Her gece rüyamda annemi görüyorum. Dokunacağım nerdeyse, sarılacağım. Ama ya yetişemiyorum ya yanı başımdayken dokunamıyorum… “Anne… Anne… Üşüdüm… Üşüyorum anne… Ben çok yoruldum… Çatlasın diye bekliyorum yüreğim çatlamıyor. Ölüm bu kadar zor mu anne? Neden ölmüyorum? Bak onlarca şehirde insanlar hem de hala yaşama sımsıkı bağlıyken, sevinçleri, sevdaları varken… İki gece önce… Ne olduğunu anlamadan toprağa gömüldü kimi, betonların altında ezildi, karın beyazında dondu kimi… Ben ne zaman öleceğim anne? Neden hala yaşıyorum? Anne… Anneeee… Beni de yanına al… Sar beni yine sımsıkı… Beni bırakma…”! 8 Şubat 2023… Yeni günün ilk saatleri, 4 sularıydı hıçkırarak uyandığımda… Sonra uyuyamadım… Beşi gösteriyordu saat bilgisayarı açtığımda. Şimdi saat 7.41… Gün karanlık. Okullar tatil bütün yurtta. Yurdum karlar altında… Ölülerimiz karlar altında. Daha zoru dirilerin umarsız omuzlarına yağan kar… Bir de açlık… İçini burkan… Bütün kamu binaları ya yıkılmış ya kapılar duvar… Köylerden hiç haber yok.
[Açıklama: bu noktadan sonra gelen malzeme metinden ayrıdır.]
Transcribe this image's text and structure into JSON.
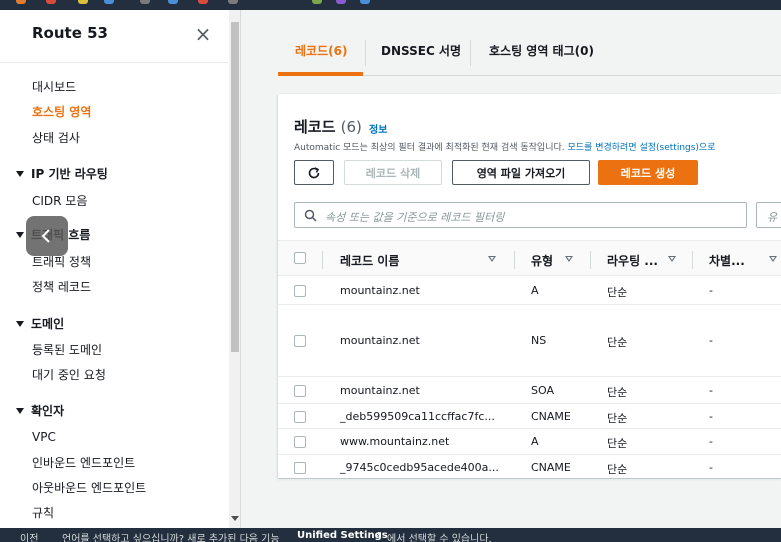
{
  "sidebar": {
    "title": "Route 53",
    "links_top": [
      "대시보드",
      "호스팅 영역",
      "상태 검사"
    ],
    "section_ip": {
      "heading": "IP 기반 라우팅",
      "items": [
        "CIDR 모음"
      ]
    },
    "section_traffic": {
      "heading": "트래픽 흐름",
      "items": [
        "트래픽 정책",
        "정책 레코드"
      ]
    },
    "section_domain": {
      "heading": "도메인",
      "items": [
        "등록된 도메인",
        "대기 중인 요청"
      ]
    },
    "section_resolver": {
      "heading": "확인자",
      "items": [
        "VPC",
        "인바운드 엔드포인트",
        "아웃바운드 엔드포인트",
        "규칙"
      ]
    }
  },
  "tabs": [
    "레코드(6)",
    "DNSSEC 서명",
    "호스팅 영역 태그(0)"
  ],
  "panel": {
    "title": "레코드",
    "count": "(6)",
    "info": "정보",
    "desc_text": "Automatic 모드는 최상의 필터 결과에 최적화된 현재 검색 동작입니다. ",
    "desc_link": "모드를 변경하려면 설정(settings)으로",
    "btn_delete": "레코드 삭제",
    "btn_import": "영역 파일 가져오기",
    "btn_create": "레코드 생성",
    "search_placeholder": "속성 또는 값을 기준으로 레코드 필터링",
    "search2_placeholder": "유"
  },
  "table": {
    "headers": [
      "레코드 이름",
      "유형",
      "라우팅 ...",
      "차별..."
    ],
    "rows": [
      {
        "name": "mountainz.net",
        "type": "A",
        "routing": "단순",
        "diff": "-"
      },
      {
        "name": "mountainz.net",
        "type": "NS",
        "routing": "단순",
        "diff": "-"
      },
      {
        "name": "mountainz.net",
        "type": "SOA",
        "routing": "단순",
        "diff": "-"
      },
      {
        "name": "_deb599509ca11ccffac7fc...",
        "type": "CNAME",
        "routing": "단순",
        "diff": "-"
      },
      {
        "name": "www.mountainz.net",
        "type": "A",
        "routing": "단순",
        "diff": "-"
      },
      {
        "name": "_9745c0cedb95acede400a...",
        "type": "CNAME",
        "routing": "단순",
        "diff": "-"
      }
    ]
  },
  "bottombar": {
    "left": "이전",
    "text": "언어를 선택하고 싶으십니까? 새로 추가된 다음 기능",
    "link": "Unified Settings",
    "after": "에서 선택할 수 있습니다."
  },
  "colors": {
    "accent": "#ec7211",
    "link": "#0073bb",
    "nav": "#232f3e"
  }
}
Ekranlar yalan söylüyor… Portatifler yalan… Kurtarılan birkaç kişinin görüntüsünü binlerce defa tekrar ederek yıkımı, emperyalist kapitalist yağmanın kıyıcılığını örtmeye çalışıyorlar.

“Anne… Anne…Anne… Özledim… Özledim seni, çok özledim…”! Saçma sapan dertlerin arasında boğulup, gerçek acıların sağaltılmasında çaresiz, seyirci kalmak, hiçbir şey yapamamak… Annemi özledim.